The Bank of England has remained aloof in recent weeks while the ECB injected large amounts of emergency funding into the money markets to keep the wheels of short-term credit markets from grinding to a halt.
Investors are looking anxiously for further signs of strain in the financial sector meaning it could be harder still for the British central bank to maintain what has been, until now, a firmly stand-back strategy to dealing with the credit crisis.

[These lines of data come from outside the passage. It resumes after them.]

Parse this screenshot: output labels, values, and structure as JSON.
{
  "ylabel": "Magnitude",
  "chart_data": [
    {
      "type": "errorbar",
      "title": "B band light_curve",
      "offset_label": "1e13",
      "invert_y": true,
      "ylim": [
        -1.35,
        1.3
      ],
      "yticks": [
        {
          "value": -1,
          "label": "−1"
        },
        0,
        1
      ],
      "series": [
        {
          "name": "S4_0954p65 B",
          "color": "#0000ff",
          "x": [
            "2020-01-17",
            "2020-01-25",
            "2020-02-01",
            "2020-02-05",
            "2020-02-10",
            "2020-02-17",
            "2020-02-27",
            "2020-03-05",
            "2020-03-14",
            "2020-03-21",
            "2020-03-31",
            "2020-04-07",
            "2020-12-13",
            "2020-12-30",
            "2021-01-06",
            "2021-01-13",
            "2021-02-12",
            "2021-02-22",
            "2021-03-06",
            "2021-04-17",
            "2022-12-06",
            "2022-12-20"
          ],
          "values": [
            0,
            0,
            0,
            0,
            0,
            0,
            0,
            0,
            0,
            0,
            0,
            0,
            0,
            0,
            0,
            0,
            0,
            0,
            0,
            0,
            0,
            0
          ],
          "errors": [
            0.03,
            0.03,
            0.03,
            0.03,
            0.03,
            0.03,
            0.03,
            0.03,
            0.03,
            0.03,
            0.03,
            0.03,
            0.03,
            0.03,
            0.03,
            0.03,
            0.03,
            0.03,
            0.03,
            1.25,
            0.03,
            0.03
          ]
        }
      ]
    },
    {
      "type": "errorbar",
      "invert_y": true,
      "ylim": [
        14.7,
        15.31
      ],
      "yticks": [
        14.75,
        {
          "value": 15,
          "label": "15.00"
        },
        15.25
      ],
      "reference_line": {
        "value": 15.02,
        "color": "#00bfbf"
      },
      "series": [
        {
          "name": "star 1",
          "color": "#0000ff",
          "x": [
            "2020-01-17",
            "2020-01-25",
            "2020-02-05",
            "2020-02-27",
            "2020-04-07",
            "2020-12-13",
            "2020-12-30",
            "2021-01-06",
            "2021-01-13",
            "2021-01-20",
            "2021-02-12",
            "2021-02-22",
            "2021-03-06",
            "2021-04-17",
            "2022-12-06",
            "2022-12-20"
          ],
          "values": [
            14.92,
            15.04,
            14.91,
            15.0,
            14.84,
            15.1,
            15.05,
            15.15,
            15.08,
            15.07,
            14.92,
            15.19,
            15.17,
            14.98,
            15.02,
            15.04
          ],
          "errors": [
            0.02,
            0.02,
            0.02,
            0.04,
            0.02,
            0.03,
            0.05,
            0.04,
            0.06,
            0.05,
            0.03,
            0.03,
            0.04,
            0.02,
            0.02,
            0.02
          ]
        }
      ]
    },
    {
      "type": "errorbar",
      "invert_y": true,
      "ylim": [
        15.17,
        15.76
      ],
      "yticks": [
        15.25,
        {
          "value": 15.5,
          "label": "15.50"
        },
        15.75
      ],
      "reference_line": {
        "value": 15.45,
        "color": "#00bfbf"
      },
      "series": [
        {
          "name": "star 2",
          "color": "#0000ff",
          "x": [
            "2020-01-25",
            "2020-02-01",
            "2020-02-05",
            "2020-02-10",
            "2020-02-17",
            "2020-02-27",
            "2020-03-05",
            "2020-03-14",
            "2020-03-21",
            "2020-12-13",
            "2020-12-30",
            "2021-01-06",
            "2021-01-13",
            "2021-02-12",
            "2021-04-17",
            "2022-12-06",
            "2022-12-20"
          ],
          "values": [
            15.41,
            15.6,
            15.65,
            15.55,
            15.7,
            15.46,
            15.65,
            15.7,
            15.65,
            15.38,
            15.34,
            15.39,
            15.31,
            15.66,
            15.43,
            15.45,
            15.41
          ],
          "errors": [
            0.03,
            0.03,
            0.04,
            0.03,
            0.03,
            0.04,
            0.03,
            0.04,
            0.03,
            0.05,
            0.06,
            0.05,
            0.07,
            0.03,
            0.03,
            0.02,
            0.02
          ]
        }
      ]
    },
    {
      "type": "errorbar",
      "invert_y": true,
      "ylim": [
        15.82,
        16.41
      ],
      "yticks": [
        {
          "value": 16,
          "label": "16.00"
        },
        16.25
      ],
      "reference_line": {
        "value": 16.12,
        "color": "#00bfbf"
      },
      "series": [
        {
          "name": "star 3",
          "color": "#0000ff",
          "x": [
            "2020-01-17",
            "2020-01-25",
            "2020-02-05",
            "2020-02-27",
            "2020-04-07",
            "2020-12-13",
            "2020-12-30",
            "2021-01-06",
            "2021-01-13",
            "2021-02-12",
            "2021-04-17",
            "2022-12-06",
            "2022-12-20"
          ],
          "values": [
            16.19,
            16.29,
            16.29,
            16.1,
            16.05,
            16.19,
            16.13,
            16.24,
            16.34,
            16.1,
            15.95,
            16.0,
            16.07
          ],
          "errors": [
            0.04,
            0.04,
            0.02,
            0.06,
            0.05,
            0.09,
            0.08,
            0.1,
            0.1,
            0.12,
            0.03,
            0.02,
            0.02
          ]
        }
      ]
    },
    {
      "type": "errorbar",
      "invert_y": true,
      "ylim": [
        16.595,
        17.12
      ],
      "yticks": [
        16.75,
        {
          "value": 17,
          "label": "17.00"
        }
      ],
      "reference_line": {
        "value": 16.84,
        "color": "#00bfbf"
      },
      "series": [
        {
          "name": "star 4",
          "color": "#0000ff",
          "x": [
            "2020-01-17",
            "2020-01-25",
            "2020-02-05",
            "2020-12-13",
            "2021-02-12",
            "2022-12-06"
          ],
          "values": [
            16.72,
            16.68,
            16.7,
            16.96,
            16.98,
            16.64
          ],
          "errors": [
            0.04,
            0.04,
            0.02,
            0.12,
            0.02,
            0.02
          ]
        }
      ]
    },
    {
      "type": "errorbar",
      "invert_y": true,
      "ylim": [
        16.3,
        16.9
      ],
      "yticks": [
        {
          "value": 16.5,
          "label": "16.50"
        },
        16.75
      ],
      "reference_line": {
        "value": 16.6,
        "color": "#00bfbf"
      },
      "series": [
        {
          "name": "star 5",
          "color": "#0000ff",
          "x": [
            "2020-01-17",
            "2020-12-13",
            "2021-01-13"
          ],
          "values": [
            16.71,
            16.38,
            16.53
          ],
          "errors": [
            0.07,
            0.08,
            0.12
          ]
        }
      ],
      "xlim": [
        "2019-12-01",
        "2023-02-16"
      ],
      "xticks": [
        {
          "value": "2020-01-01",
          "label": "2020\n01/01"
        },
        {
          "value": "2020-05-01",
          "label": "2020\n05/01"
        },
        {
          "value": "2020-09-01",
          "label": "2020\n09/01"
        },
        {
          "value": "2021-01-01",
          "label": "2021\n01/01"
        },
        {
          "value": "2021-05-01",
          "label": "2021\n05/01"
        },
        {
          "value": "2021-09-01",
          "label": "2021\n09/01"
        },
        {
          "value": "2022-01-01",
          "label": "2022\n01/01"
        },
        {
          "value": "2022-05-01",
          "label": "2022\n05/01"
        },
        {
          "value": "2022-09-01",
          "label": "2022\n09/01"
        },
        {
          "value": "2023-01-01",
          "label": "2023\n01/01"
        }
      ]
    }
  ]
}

In an operation with government backing, the BoE agreed to provide emergency loans to Northern Rock, which also issued a profit warning.
On the surface that made it look like the BoE's refusal to intervene like the ECB in the money markets left a problem to fester until it claimed a casualty.
'Bailout'
"The rescue of Northern Rock certainly looks much more like a bailout than anything else," said Marco Annunziata, chief economist at UniCredit, a large European investment bank.
And that means the Bank of England now seems to be flirting closest with what central banks hate most - being seen as an easy source of public insurance for foolhardy investors, known in economic circles as moral hazard.
"Moral hazard just got a strong boost," Annunziata said.
ECB boss Jean-Claude Trichet refused to be drawn into debate when questioned at a news conference in Portugal on Friday about the relative merits of BoE and ECB responses to the credit crunch that set in across the world in early August.
Central banks in different regions had different traditions, different instruments at their disposal and different market structures to deal with, Trichet said.
That, according to Adam Posen, a central bank expert at the Peterson Institute for International Economics in Washington, goes to the heart of the matter.
Posen argues that central banks in various regions are doing as is probably most appropriate to the structures, strengths and weaknesses of markets in those regions and suggests weaknesses in mainland Europe's bank sector justify greater ECB activism.
It was to be expected that a mortgage lending specialist may end with problems, as happened with Northern Rock, when credit markets do not function normally, but it was more worrying that some banks in mainland Europe had faced difficulties for other reasons, Posen said.